DENVER — When does history beckon? How does it become reality? For Kristen Genter, manager of a men’s adult baseball league team in Denver, the answer was simple — it happens slowly and then manifests in the blink of an eye.
Last year, Genter was asked if she wanted to manage the Whooping Cranes baseball team. With five years of studying statistics under her belt, a passion for baseball, and since she's at every game anyway, it was an easy decision.
“I never thought I could get into baseball as a kid," she said. "So, it was never my dream growing up because I was like, 'Oh, I can't because I am a woman, and I will have to do something else and then just love baseball.' And it’s really cool actually being immersed in it. And you respect the sport even more.”
The Whooping Cranes became a Denver Browns affiliate this season. Matthew Repplinger runs the Denver Browns, which is an adult league powerhouse team.
Travis Smith, the Browns’s director of player development, told Repplinger about Genter and about why she was a good fit. The Browns boss agreed that she was extraordinarily talented.
“It shows us what is possible," Repplinger said. "There are really no restrictions on what a woman can do on the baseball field as far as showing intellect. There’s no reason a woman cannot manage a men's baseball team. In fact, I think it will give us a lot of benefit.”

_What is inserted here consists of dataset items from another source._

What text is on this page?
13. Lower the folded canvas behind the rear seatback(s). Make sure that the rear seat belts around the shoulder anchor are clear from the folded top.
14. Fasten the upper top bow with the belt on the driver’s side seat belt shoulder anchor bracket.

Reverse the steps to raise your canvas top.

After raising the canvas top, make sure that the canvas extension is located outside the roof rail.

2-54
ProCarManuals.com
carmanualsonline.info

As for Genter's managerial style? It is a blend of numbers and a sense of humor.
“I am very sarcastic," she said. "I think the benefit is that I have been around the team for so long and a lot of our guys have been here as long as I have. So, knowing their personalities definitely helps with who you approach and how you approach them. And when you have the numbers to back up your own theories, it really does help.”
She says she thinks it helps being a female manager for a men's team.

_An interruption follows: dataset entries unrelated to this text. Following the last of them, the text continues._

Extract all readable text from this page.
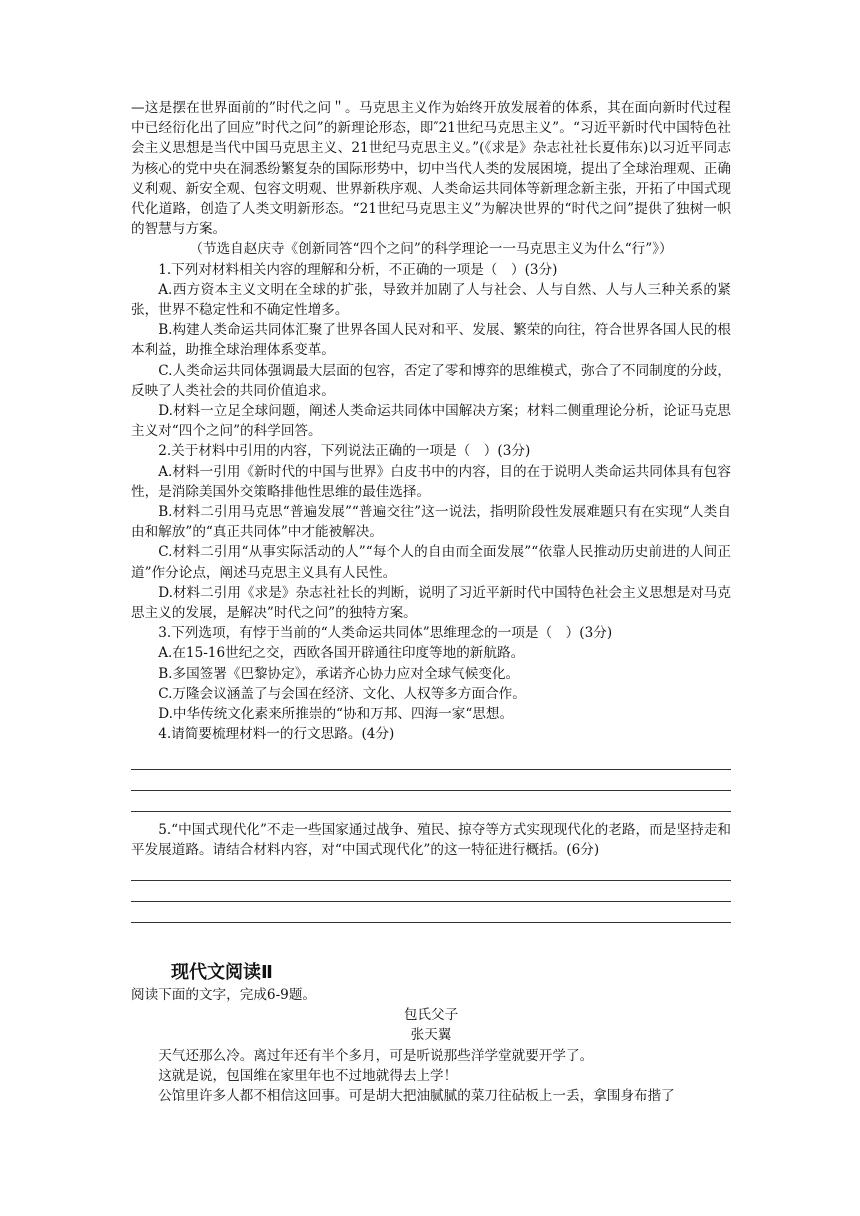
—这是摆在世界面前的”时代之问＂。马克思主义作为始终开放发展着的体系，其在面向新时代过程中已经衍化出了回应”时代之问”的新理论形态，即″21世纪马克思主义”。“习近平新时代中国特色社会主义思想是当代中国马克思主义、21世纪马克思主义。”(《求是》杂志社社长夏伟东)以习近平同志为核心的党中央在洞悉纷繁复杂的国际形势中，切中当代人类的发展困境，提出了全球治理观、正确义利观、新安全观、包容文明观、世界新秩序观、人类命运共同体等新理念新主张，开拓了中国式现代化道路，创造了人类文明新形态。“21世纪马克思主义”为解决世界的“时代之问”提供了独树一帜的智慧与方案。

（节选自赵庆寺《创新同答“四个之问”的科学理论一一马克思主义为什么“行”》）

1.下列对材料相关内容的理解和分析，不正确的一项是（　）(3分)

A.西方资本主义文明在全球的扩张，导致并加剧了人与社会、人与自然、人与人三种关系的紧张，世界不稳定性和不确定性增多。

B.构建人类命运共同体汇聚了世界各国人民对和平、发展、繁荣的向往，符合世界各国人民的根本利益，助推全球治理体系变革。

C.人类命运共同体强调最大层面的包容，否定了零和博弈的思维模式，弥合了不同制度的分歧，反映了人类社会的共同价值追求。

D.材料一立足全球问题，阐述人类命运共同体中国解决方案；材料二侧重理论分析，论证马克思主义对“四个之问”的科学回答。

2.关于材料中引用的内容，下列说法正确的一项是（　）(3分)

A.材料一引用《新时代的中国与世界》白皮书中的内容，目的在于说明人类命运共同体具有包容性，是消除美国外交策略排他性思维的最佳选择。

B.材料二引用马克思“普遍发展”“普遍交往”这一说法，指明阶段性发展难题只有在实现“人类自由和解放”的“真正共同体”中才能被解决。

C.材料二引用“从事实际活动的人”“每个人的自由而全面发展”“依靠人民推动历史前进的人间正道”作分论点，阐述马克思主义具有人民性。

D.材料二引用《求是》杂志社社长的判断，说明了习近平新时代中国特色社会主义思想是对马克思主义的发展，是解决”时代之问”的独特方案。

3.下列选项，有悖于当前的“人类命运共同体”思维理念的一项是（　）(3分)

A.在15-16世纪之交，西欧各国开辟通往印度等地的新航路。

B.多国签署《巴黎协定》，承诺齐心协力应对全球气候变化。

C.万隆会议涵盖了与会国在经济、文化、人权等多方面合作。

D.中华传统文化素来所推崇的“协和万邦、四海一家“思想。

4.请简要梳理材料一的行文思路。(4分)

5.“中国式现代化”不走一些国家通过战争、殖民、掠夺等方式实现现代化的老路，而是坚持走和平发展道路。请结合材料内容，对“中国式现代化”的这一特征进行概括。(6分)

现代文阅读Ⅱ

阅读下面的文字，完成6-9题。

包氏父子

张天翼

天气还那么冷。离过年还有半个多月，可是听说那些洋学堂就要开学了。

这就是说，包国维在家里年也不过地就得去上学！

公馆里许多人都不相信这回事。可是胡大把油腻腻的菜刀往砧板上一丢，拿围身布揩了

“They open up to you a little more which is nice," she said. "And there’s no judgment which is good.”
When Genter took over last summer, it felt natural. She grew up playing lacrosse. She won a state title. She understands what it is like to be in the arena.
And the players? They trusted her eyes and her insanely detailed Microsoft excel spreadsheet of statistics.
“She is pretty much the whole brains of the operation when it comes down to us," said Draw Hammond, infielder for the Whooping Cranes. "She tells us what to do and where to go. Even if we needed an extra player or something, she would put on her baseball gear and head out there with us. She’s very enthusiastic, she loves the sport, you can definitely tell she’s one we can go to war with.”
Genter doesn’t sleep much. Before managing this summer, she will finish her doctorate at CU Boulder in engineering. She has interned at NASA.
She knows baseball is not rocket science — it is a game. But it's one she loves dearly and proudly serves as a pioneer.
“I always think it’s so cool that women are getting a more prominent role in the sport because you don't have to play it to know it," she said. "I don't like that old-school thought — if you haven't play it, you can't really coach or manage. I don't agree with that obviously."